L’imposta di soggiorno è un tributo locale che le strutture ricettive o turistiche impongono a chi soggiorna: chi non paga? Ci sono, infatti, alcuni casi di esenzione dal versamento dell’imposta.

Spesso e in modo improprio, viene chiamata tassa di soggiorno. Perché in modo improprio? Le tasse sono pagate a fronte di un servizio, mentre le imposte sono dovute per finanziare servizi generali come la sicurezza o, per esempio, la sanità.

Infatti, l’imposta di soggiorno, perché si tratta di un’imposta, viene riscossa dai Comuni e investita in ambito turistico.

Nel testo, andremo a concentrarci sulle categorie di esentati dal suo pagamento, non prima di spiegare cos’è e perché si paga.

Cos’è l’imposta di soggiorno

L’imposta di soggiorno è stata introdotta per la prima volta all’inizio del 1900. Nel 1989 è stata abolita ed è stata introdotta nuovamente con il decreto legislativo n. 23/2011 che l’ha estesa a Comuni capoluogo di provincia, le unioni di comuni nonché i comuni inclusi negli elenchi regionali delle località turistiche o città d’arte.

Tra le maggiori potenzialità, nonché vocazione fondamentale italiana, il settore turistico è di cruciale importanza.

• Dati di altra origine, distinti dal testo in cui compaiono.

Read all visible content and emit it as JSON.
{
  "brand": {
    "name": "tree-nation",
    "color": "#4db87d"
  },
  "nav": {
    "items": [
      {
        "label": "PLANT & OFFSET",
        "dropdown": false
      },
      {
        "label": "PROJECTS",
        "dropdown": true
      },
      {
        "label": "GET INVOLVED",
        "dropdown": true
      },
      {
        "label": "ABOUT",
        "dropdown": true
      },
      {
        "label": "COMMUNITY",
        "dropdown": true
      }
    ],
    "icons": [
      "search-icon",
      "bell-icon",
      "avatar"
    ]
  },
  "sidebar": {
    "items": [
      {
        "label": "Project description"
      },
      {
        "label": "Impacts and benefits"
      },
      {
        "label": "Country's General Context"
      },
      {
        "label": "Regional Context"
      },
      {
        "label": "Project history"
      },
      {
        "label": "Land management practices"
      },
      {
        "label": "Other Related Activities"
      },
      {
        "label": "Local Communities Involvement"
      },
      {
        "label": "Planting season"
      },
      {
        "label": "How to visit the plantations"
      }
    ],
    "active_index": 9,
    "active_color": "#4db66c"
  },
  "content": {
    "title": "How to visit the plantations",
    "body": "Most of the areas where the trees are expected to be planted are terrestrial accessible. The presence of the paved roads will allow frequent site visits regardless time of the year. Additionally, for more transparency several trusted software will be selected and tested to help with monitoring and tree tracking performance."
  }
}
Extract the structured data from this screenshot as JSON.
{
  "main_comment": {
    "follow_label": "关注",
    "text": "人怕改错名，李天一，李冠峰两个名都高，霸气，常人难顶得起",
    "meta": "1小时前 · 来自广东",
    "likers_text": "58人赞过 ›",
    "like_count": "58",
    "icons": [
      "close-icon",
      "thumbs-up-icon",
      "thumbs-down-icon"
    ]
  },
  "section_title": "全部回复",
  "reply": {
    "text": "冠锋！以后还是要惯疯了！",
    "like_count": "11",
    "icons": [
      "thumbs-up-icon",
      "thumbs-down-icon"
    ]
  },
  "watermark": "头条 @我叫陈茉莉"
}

Se parliamo di un settore particolarmente redditizio, dall’altra parte si comprende bene come necessiti di molti investimenti, per offrire servizi al passo con i tempi.

Ecco una delle ratio principali dell’imposta di soggiorno. Il suo scopo è proprio quello di riscuotere il capitale necessario per gli investimenti atti ad incrementare il turismo, non impattando sulle tasche dei residenti.

È bene precisare, inoltre, che non deve essere obbligatoriamente prevista da ogni Comune e ogni Comune decide autonomamente di adottarla oppure no. Può essere introdotta dai Comuni capoluogo di provincia, quelli inclusi negli elenchi delle località turistiche e anche le unioni comunali.

Si denota come, nel nostro Paese, ci troviamo un po’ in una situazione a macchia di leopardo, proprio per via della libertà di poter approvare una delibera e introdurre o meno l’imposta.

Chi deve pagarla

L’imposta di soggiorno deve essere pagata dai turisti che soggiornano, temporaneamente, in un Comune riconoscimento come ente impositore. Quindi, i destinatari della tassa di soggiorno sono gli ospiti delle strutture ricettive di un Comune che ha approvato una delibera che prevede il tributo.

Le modalità applicative sono diverse in base alle disposizioni di ciascun Comune. I parametri considerati e i diversi fattori sono:

  • Il periodo di soggiorno;
  • L’età del turista;
  • La disabilità;
  • La residenza;
  • L’importo fisso o variabile.

In linea di massima, chi la paga deve corrispondere un importo variabile da un euro a sette euro. Chi paga l’imposta di soggiorno? L’elenco di chi paga varia in base alla municipalità considerata, stando alla regolamentazione locale della tassa.

Devono pagare l’imposta coloro che soggiornano in strutture ricettive presente nel Comune come alberghi, agriturismi, Bed&Breakfast, stanze affittate con AirBnB.

Chi non paga l’imposta di soggiorno

Sono previste alcune esenzioni dal versamento dell’imposta di soggiorno. In primo luogo, l’imposta non deve essere pagata dai residenti all’interno del Comune, anche se dovessero soggiornare in una struttura ricettiva.

Oltre a ciò, sono previste, generalmente, altre esenzioni, ma variabili da Comune a Comune in base alle singole delibere.

Non devono pagare l’imposta di soggiorno:

  • Bambini fino al compimento di una certa età;
  • Disabili e i loro accompagnatori;
  • Malati e coloro che assistono ricoverati presso strutture sanitarie del luogo;
  • Soggiornanti in ostelli della gioventù;
  • Membri delle forze armate;
  • Autisti di pullman;
  • Accompagnatori turistici.

Chi non deve pagarla, sempre ammesso che rientri nelle categorie degli esonerati per quel preciso Comune, deve compilare una certificazione in cui dichiara di appartenere in una delle categorie esentate.